Fischiman am 27.07.2023 um 09:25 Uhr
Teilrente

Kann ich mit einer behinderung von 50prozemz auch eine teilrente beantragen

Alechs am 27.09.2021 um 13:47 Uhr
Erwerbsmiderunsg rente

Wenig bekannt scheint zu sein, das, seit einer Gesetzesänderung, überraschenderweise die Erwebsminderungs-Rente u.U. höher sein kann als die vorgezogene Altersrente.
Vereinfacht gesagt fehlen der vorgezogenen Altersrente ja die letzten Beitragsjahre. Bei der Erwebsminderungs-Rente wird aber so getan, als ob man bis zur "offiiziellen" Rente eingezahlt hätte.
Mal durchrechnen lassen und schauen ob man nicht eigentlich zukrank zum Arbeiten ist, wenn man jeden Tag die Zähne zusammenbeißen muß.
(Details dazu anderen Artikel hier)

Alechs am 27.09.2021 um 13:37 Uhr

Kommentar vom Autor gelöscht.

Alechs am 15.07.2021 um 14:57 Uhr
Rente und Lohn?

"Menschen mit Schwerbehin­derung können früher in Rente gehen. "
sollte
"... Altersrente beziehen.".
werden...
Es gibt keinen "Automatismus: Rente beziehen = Arbeitsvertrag beendet"
Das erfordert einzelvertragliche arbeitsrechliche Verträge!
Man muß natürlich daran denken, dass einem so Entgelt-Punkte entgehen, es einen Einkommensdeckel und Hinzuverdienst-Grenze gibt und die Rente voll versteuert wird(je nach Alter).
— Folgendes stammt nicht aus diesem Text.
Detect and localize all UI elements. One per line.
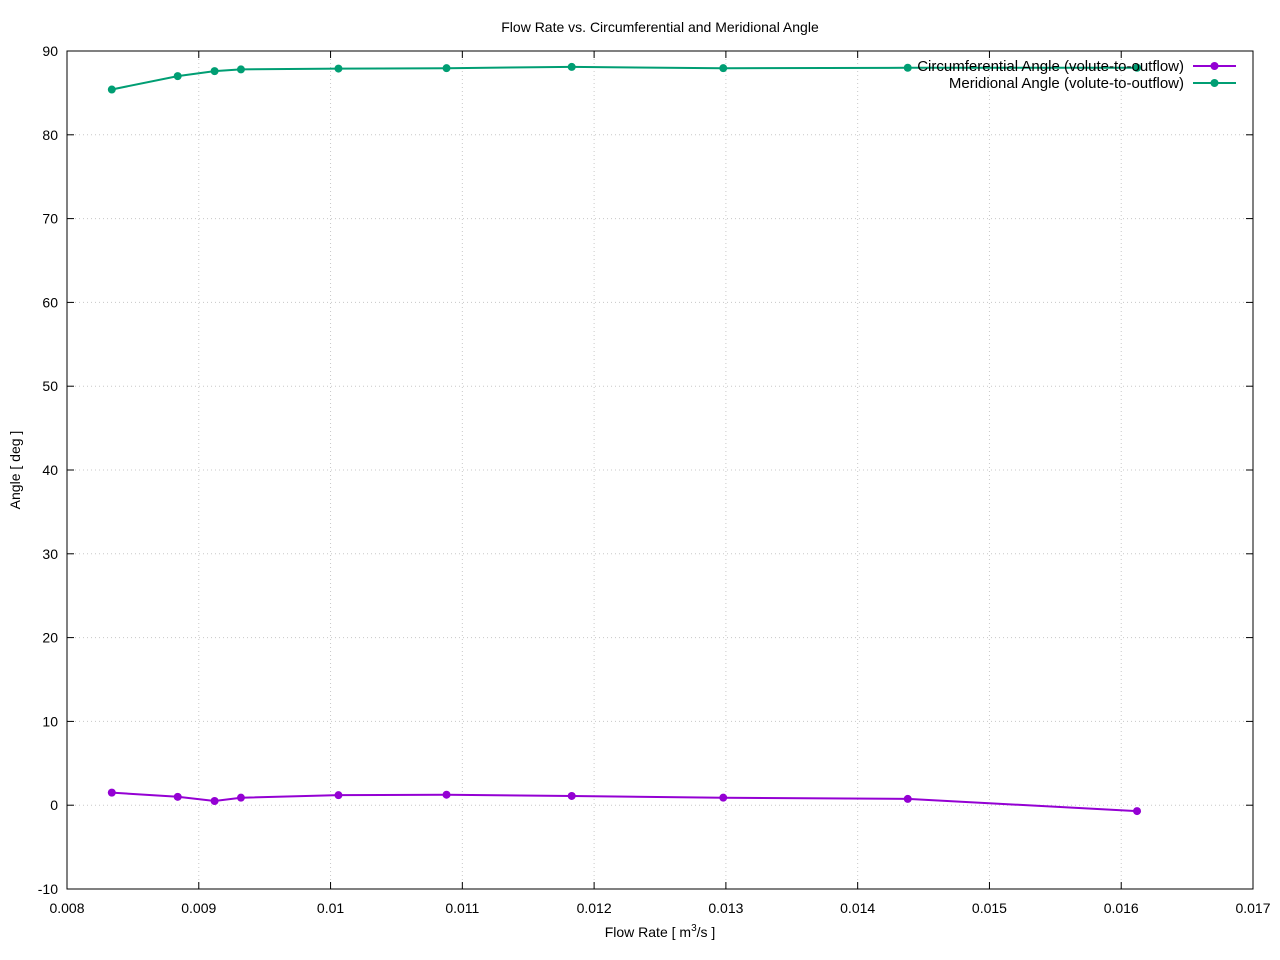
x-axis-label-tail: /s ]	[697, 924, 716, 940]
y-tick-label: -10	[38, 881, 58, 897]
y-tick-label: 90	[42, 43, 58, 59]
x-tick-label: 0.01	[317, 900, 344, 916]
meridional-angle-point	[442, 64, 451, 73]
circumferential-angle-point	[442, 790, 451, 799]
meridional-angle-point	[236, 65, 245, 74]
x-axis-label: Flow Rate [ m3/s ]	[605, 923, 716, 940]
y-tick-label: 70	[42, 211, 58, 227]
x-tick-label: 0.008	[49, 900, 84, 916]
series-layer	[107, 62, 1142, 816]
meridional-angle-point	[567, 62, 576, 71]
circumferential-legend-label: Circumferential Angle (volute-to-outflow…	[917, 58, 1184, 75]
x-tick-label: 0.013	[708, 900, 743, 916]
y-tick-label: 50	[42, 378, 58, 394]
y-tick-label: 60	[42, 294, 58, 310]
meridional-angle-point	[107, 85, 116, 94]
x-tick-label: 0.014	[840, 900, 875, 916]
meridional-legend-label: Meridional Angle (volute-to-outflow)	[949, 75, 1184, 92]
meridional-angle-line	[111, 65, 1137, 91]
y-tick-label: 0	[50, 797, 58, 813]
y-tick-label: 20	[42, 630, 58, 646]
meridional-angle-point	[334, 64, 343, 73]
meridional-legend-marker	[1210, 79, 1219, 87]
meridional-angle-series	[107, 62, 1142, 94]
y-axis-label: Angle [ deg ]	[7, 431, 23, 510]
x-tick-label: 0.017	[1235, 900, 1270, 916]
x-tick-label: 0.009	[181, 900, 216, 916]
x-tick-label: 0.016	[1104, 900, 1139, 916]
circumferential-angle-point	[903, 794, 912, 803]
circumferential-angle-line	[111, 791, 1138, 813]
meridional-angle-point	[210, 67, 219, 76]
x-tick-label: 0.011	[445, 900, 479, 916]
circumferential-angle-series	[107, 788, 1142, 816]
y-tick-label: 40	[42, 462, 58, 478]
legend: Circumferential Angle (volute-to-outflow…	[917, 58, 1236, 92]
circumferential-angle-point	[173, 792, 182, 801]
circumferential-angle-point	[210, 797, 219, 806]
circumferential-angle-point	[236, 793, 245, 802]
circumferential-angle-point	[567, 791, 576, 800]
meridional-angle-point	[903, 63, 912, 72]
grid	[67, 51, 1253, 889]
circumferential-angle-point	[334, 791, 343, 800]
axis-ticks: 0.008 0.009 0.01 0.011 0.012 0.013 0.014 0.015 0…	[38, 43, 1271, 916]
x-axis-label-sup: 3	[691, 923, 697, 934]
circumferential-angle-point	[107, 788, 116, 797]
circumferential-angle-point	[719, 793, 728, 802]
x-tick-label: 0.012	[577, 900, 612, 916]
chart-title: Flow Rate vs. Circumferential and Meridi…	[501, 19, 819, 35]
x-axis-label-main: Flow Rate [ m	[605, 924, 691, 940]
circumferential-angle-point	[1133, 807, 1142, 816]
circumferential-legend-marker	[1210, 62, 1219, 70]
meridional-angle-point	[1133, 63, 1142, 72]
meridional-angle-point	[719, 64, 728, 73]
y-tick-label: 10	[42, 713, 58, 729]
x-tick-label: 0.015	[972, 900, 1007, 916]
y-tick-label: 80	[42, 127, 58, 143]
y-tick-label: 30	[42, 546, 58, 562]
meridional-angle-point	[173, 72, 182, 81]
In Grunde kann es sich nur rechnen, wenn man sowieso seine Arbeitszeit reduzieren wollte, auch wenn wg. Corona die Hinzuverdienst-Grenze nicht so stark wirkt.
Relevant für den "Hinzuverdienst" sind nur die Monate, in denen Rente bezogen werden konnte. Der Freibetrag gilt aber immer komplette Summe, auch wenn man nur im Dezember Rente bezogen.
BTW:
Man kann Rente auch rückwirkend beantragen, aber dann werden auch nur die Entgelt-Punkte von dem Startpunkt verwendet, die "Neuen" sind aber nicht verloren. Son zu beginn der Regelsalterrente wird das nochmal neu gerechnet.